Recognising and managing conflicts
In recent years, we have witnessed the emergence of new forms of protest that have often spiralled into street violence. They are different types of outbursts that have ended in riots, clashes with the police and the destruction of street furniture. Barcelona has been the scene of this form of urban violence of late, just like cities such as Genoa, Seattle, Prague, Paris, London, Burgos and Stockholm have been before.
Behind these sudden protests, of a highly expressive nature and with a very strong media component, are movements that fight for longstanding causes such as the independence of Catalonia, anti-Fascism or freedom of expression, but also new social groups that act spontaneously driven by anger or angst that pushes them to use confrontation as a means to demand attention and to shake the established order.
There is no violence without cause, although it is sometimes hard to identify that cause. Underlying these demonstrations are various reasons and different ways of expressing anger, but often a latent malaise comes to the surface related to growing inequalities, the collapse of the welfare state and changes in the economic and employment landscape that leave a significant proportion of the population exposed. The leading players are usually young people. However, this is not always the case, as seen in the Yellow Vests movement in France, where people of all ages took part who would have never imagined themselves confronting the police. Seeing that some young people have assimilated the belief that they aren’t afforded much attention without resorting to violence should stir us to think carefully about the effectiveness of today’s mechanisms of democratic participation.
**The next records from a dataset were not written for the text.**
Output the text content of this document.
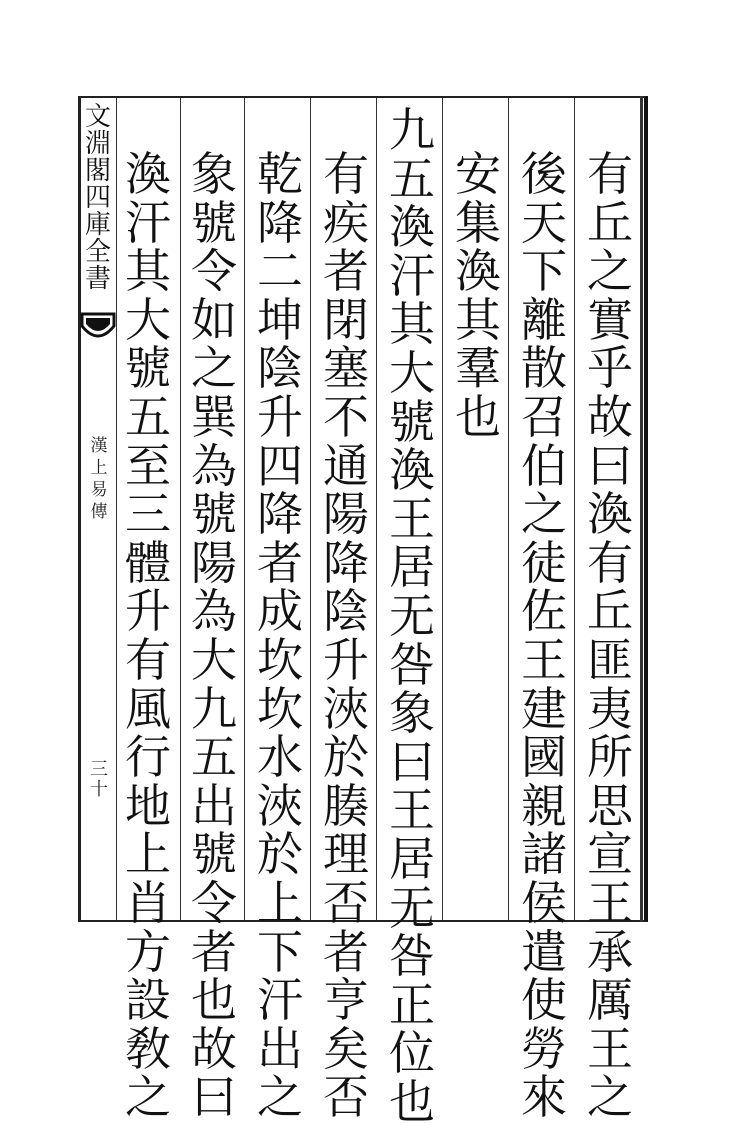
文
淵
閣
四
庫
全
書
漢
上
易
傳
三十
有
丘
之
實
乎
故
曰
渙
有
丘
匪
夷
所
思
宣
王
承
厲
王
之
後
天
下
離
散
召
伯
之
徒
佐
王
建
國
親
諸
侯
遣
使
勞
來
安
集
渙
其
羣
也
九
五
渙
汗
其
大
號
渙
王
居
无
咎
象
曰
王
居
无
咎
正
位
也
有
疾
者
閉
塞
不
通
陽
降
陰
升
浹
於
腠
理
否
者
亨
矣
否
乾
降
二
坤
陰
升
四
降
者
成
坎
坎
水
浹
於
上
下
汗
出
之
象
號
令
如
之
巽
為
號
陽
為
大
九
五
出
號
令
者
也
故
曰
渙
汗
其
大
號
五
至
三
體
升
有
風
行
地
上
肖
方
設
敎
之
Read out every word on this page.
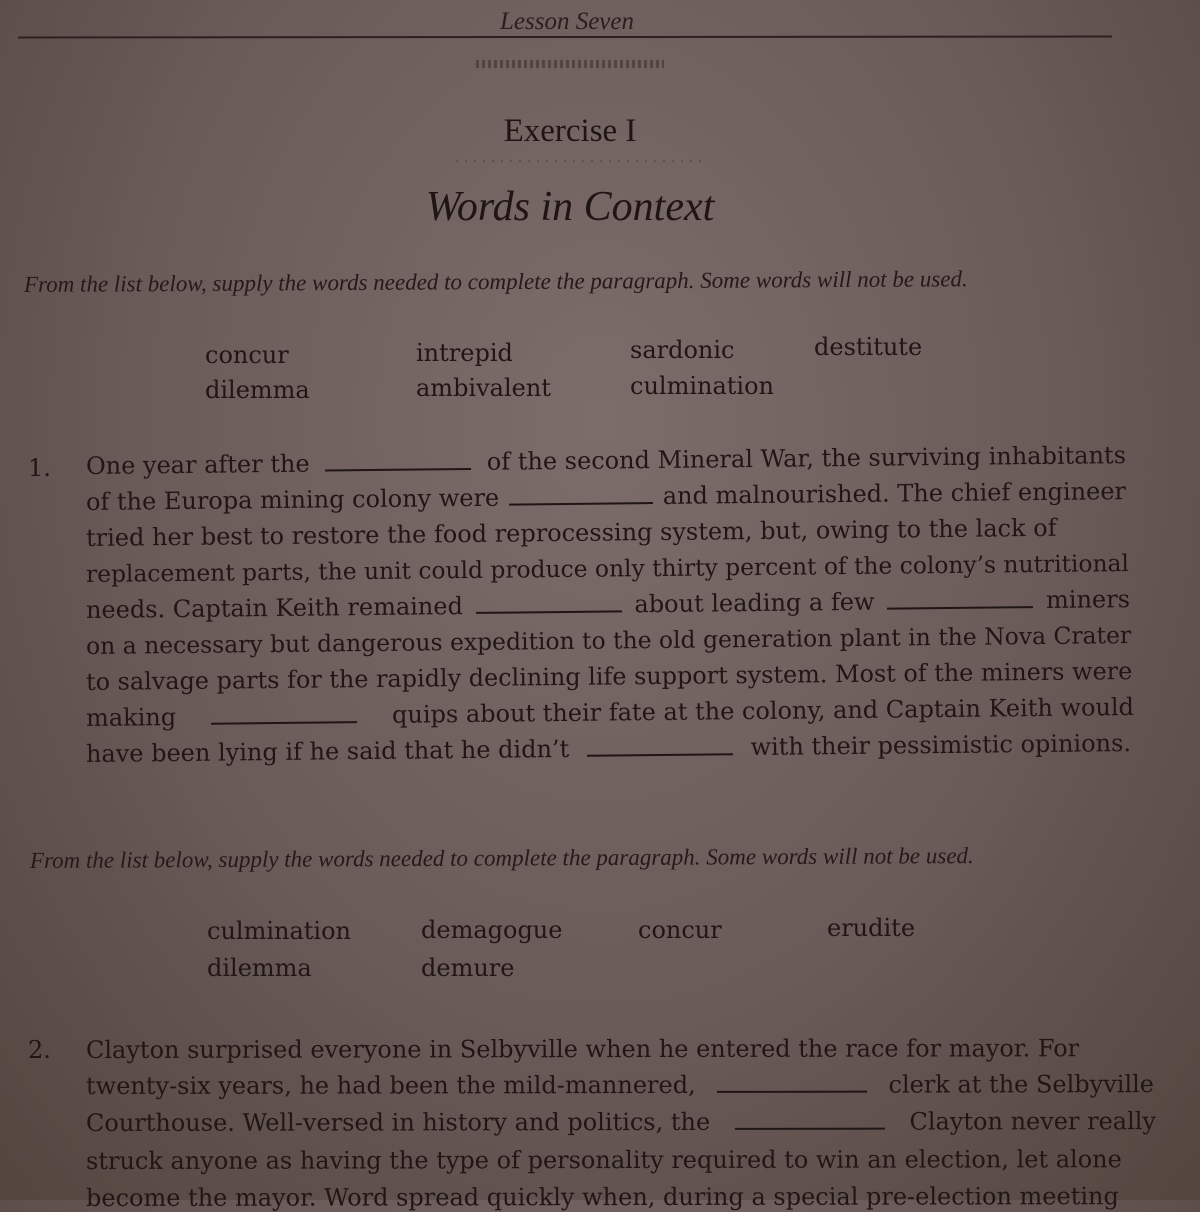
Lesson Seven
Exercise I
Words in Context
From the list below, supply the words needed to complete the paragraph. Some words will not be used.
concur	intrepid	sardonic	destitute
dilemma	ambivalent	culmination
1. One year after the	of the second Mineral War, the surviving inhabitants
of the Europa mining colony were	and malnourished. The chief engineer
tried her best to restore the food reprocessing system, but, owing to the lack of
replacement parts, the unit could produce only thirty percent of the colony’s nutritional
needs. Captain Keith remained	about leading a few	miners
on a necessary but dangerous expedition to the old generation plant in the Nova Crater
to salvage parts for the rapidly declining life support system. Most of the miners were
making	quips about their fate at the colony, and Captain Keith would
have been lying if he said that he didn’t	with their pessimistic opinions.
From the list below, supply the words needed to complete the paragraph. Some words will not be used.
culmination	demagogue	concur	erudite
dilemma	demure
2. Clayton surprised everyone in Selbyville when he entered the race for mayor. For
twenty-six years, he had been the mild-mannered,	clerk at the Selbyville
Courthouse. Well-versed in history and politics, the	Clayton never really
struck anyone as having the type of personality required to win an election, let alone
become the mayor. Word spread quickly when, during a special pre-election meeting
More than just a challenge to the established order, we must consider these protests to be a symptom of social unrest and conflicts that need to be managed. The city brings together conflicting desires and interests in the same arena, and it is often also the place where the contradictions of the future are managed and envisaged. Conflict is not necessarily negative, but it must be channelled properly and, above all, it must be prevented from being expressed violently. Violence cannot be trivialised or justified by any means, but protesting must not be criminalised either. An effective security policy is one that addresses the roots of the conflict and directs its management towards strengthening social cohesion and citizen participation.